An e-mail from Expedia shows the address of our hotel as 24A High Street, Stamford. We imagine an old coaching inn in the town centre. Driving among the limestone buildings, honey yellow in the bright sunlight, we find that the High Street is pedestrianised. The sat nav leads us to a small square beyond, but there's no sign of a hotel. We park in Bath Row, where the former public bath house still bears the legend "Baths" high up on its facade. The High Street has much the same as any in Britain: Boots, a bookshop, banks, charity shops; but no Bull and Swan Hotel. We try some lanes, in case 24A lies behind it, but find only the King's Arms. A shop assistant knows the name: we want the High Street, St Martin's. It's also in Stamford, but next to the Elizabethan Burghley House. On the way back to the car, we stop at a cafe offering fine speciality teas.

Just over the border from Stamford is the tiny county of Rutland. Next to the cafe, the Rutland and Stamford Mercury, published since 1695, asserts that it's Britain's oldest newspaper, though others make the same claim.

As we negotiate the narrow passage into the hotel car park, there's a sudden downpour. The rain sweeps under our umbrella and by the time we reach the cover of the inn's dark panelled lounge bar, which now doubles as a reception, we're dripping. There are homemade haslet Scotch eggs in a domed cakestand on the counter.

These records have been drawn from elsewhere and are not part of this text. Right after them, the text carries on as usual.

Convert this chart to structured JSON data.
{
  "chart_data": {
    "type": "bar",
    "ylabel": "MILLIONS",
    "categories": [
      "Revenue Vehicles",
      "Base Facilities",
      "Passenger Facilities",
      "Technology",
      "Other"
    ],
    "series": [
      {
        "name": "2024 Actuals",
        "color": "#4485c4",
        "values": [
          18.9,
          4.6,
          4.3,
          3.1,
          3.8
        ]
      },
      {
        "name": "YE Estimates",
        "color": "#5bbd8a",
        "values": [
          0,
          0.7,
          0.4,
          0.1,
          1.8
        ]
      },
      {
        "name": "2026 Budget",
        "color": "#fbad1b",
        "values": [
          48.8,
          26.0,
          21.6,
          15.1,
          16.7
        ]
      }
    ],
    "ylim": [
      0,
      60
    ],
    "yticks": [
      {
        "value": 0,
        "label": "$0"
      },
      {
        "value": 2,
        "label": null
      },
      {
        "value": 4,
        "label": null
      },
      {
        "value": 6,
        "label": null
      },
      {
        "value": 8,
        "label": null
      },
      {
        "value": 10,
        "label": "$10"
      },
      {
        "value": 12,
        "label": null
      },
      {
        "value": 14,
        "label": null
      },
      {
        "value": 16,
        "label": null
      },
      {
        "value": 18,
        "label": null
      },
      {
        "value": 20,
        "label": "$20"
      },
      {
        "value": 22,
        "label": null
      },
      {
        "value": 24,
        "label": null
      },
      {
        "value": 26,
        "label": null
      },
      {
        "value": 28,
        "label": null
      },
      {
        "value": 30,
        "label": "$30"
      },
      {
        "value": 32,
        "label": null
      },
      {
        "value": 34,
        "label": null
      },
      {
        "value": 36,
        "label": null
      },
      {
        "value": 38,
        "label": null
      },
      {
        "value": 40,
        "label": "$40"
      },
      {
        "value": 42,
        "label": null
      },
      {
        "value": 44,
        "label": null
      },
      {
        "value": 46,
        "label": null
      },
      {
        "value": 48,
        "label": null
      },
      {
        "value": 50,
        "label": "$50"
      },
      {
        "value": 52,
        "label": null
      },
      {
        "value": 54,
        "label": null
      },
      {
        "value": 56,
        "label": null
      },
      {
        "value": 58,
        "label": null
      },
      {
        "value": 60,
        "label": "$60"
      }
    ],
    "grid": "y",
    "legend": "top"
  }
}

The staff give us a key to use in the front door if we're back late. It looks like a prop from The Munsters, but at least we won't forget it.

The hotel, we learn, is believed to have originated as an inn called the Woolpack, in the late 16th or early 17th Century. For many years, coaches on the Great North Road would stop here for food, stabling horses and a night's accommodation.

When the rain eases, we walk up into town. Stamford knows how good it looks; it's had the confidence to resist the violence that planners and developers have done to other market towns in England.

At Burghley, three-day horse trials are held. In the park, we follow a tarmac road along an avenue of limes, past jumps and stands for equestrian events, until we're in sight of the great house, its slender chimneys, turrets and gilded wrought iron softly illuminated by the evening sun. Some of the ancient oaks are losing their canopies of leaves, and a mulch of wood chippings has been spread around their bases, to suppress the grass and recreate the humus layer in the soil.

The hotel's dining room commemorates the Honourable Order of Little Bedlam, a drinking club founded by the Fifth Earl of Exeter in 1684.